You might also want to remember that from time to time it is good to get out and talk to people face to face. Social media certainly brings people together and can be a great way to keep in touch, but nothing beats real life interaction. Set dates with your partner, lunch with your family and nights out with the girls. You can post photos after the event, but going out will do you the world of good and bring you back to reality.

Spending too much time looking at a screen will increase the blue wavelengths your brain receives and this can really affect your natural circadian rhythms and mess around with your melatonin levels. The consequences of this is that your mood can be disrupted as can your sleep, neither of which will do you any favours. Try to turn screens off at least an hour before you go to bed, longer if you can and this way you can really switch off. Don’t keep screens in your bedroom and instead of using your phone as an alarm, go back to basics and get a clock.

There is no getting away from the fact that many jobs involve spending a lot of time at a computer screen, but this doesn’t have to lead to aches and pains. The main thing is to set up your workstation correctly, and many companies have an HR or IT department that do this for you, so check if yours does. Ensure your screen is big enough and is set at the right level. You need to have a good chair that offers support and as you work make sure your hips are square and your your feet are flat on the floor. It is vital to take regular breaks from your computer as this will not only to rest your eyes, but gives you time to stretch your legs and reduce the risk of neck, shoulder and back pain.
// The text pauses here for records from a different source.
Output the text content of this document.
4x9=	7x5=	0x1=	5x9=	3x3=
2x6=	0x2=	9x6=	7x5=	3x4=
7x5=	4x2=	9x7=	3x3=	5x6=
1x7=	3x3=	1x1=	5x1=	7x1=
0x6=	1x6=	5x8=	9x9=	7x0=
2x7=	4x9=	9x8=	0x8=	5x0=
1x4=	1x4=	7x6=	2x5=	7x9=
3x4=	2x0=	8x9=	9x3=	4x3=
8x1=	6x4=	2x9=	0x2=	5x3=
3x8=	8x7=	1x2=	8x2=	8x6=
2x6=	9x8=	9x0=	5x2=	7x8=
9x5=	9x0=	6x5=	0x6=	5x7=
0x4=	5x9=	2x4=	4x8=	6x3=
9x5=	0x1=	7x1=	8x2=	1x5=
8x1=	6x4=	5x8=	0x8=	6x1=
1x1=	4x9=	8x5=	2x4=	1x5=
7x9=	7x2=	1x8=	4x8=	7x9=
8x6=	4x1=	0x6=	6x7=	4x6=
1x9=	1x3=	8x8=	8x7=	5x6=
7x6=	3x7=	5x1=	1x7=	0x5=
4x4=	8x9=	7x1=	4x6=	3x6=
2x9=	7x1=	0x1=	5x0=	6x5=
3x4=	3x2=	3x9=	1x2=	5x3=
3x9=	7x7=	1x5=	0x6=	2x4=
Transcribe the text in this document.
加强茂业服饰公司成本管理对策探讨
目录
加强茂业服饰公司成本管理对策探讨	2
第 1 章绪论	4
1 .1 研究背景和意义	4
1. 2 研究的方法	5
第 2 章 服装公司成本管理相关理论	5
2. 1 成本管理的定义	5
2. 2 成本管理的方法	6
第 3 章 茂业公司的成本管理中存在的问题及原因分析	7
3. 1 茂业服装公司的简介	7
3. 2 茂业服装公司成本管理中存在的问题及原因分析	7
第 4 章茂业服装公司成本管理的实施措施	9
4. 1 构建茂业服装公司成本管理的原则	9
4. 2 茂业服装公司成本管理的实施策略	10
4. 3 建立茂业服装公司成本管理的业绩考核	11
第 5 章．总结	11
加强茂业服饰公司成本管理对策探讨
Remember your mum saying you would get square eyes if you sat too close to the telly? You might have laughed at her but it is possible she could see into the future and was right. Look after your eyes and make sure you have them tested on a regular basis. If you start to suffer with headaches or blurred vision, this could indicate you are using your screen too much and can be a sign of possible issues with your eye-sight.

Go screen free at some point in the week – that doesn’t mean when you are asleep. We aren’t talking about a complete detox but maybe turn your phone off at work, don’t use social media on a Sunday and certainly don’t be flicking across social media when you are in the company of others.

Have a think about this and we think there are a couple of easy to make changes that could have a big impact.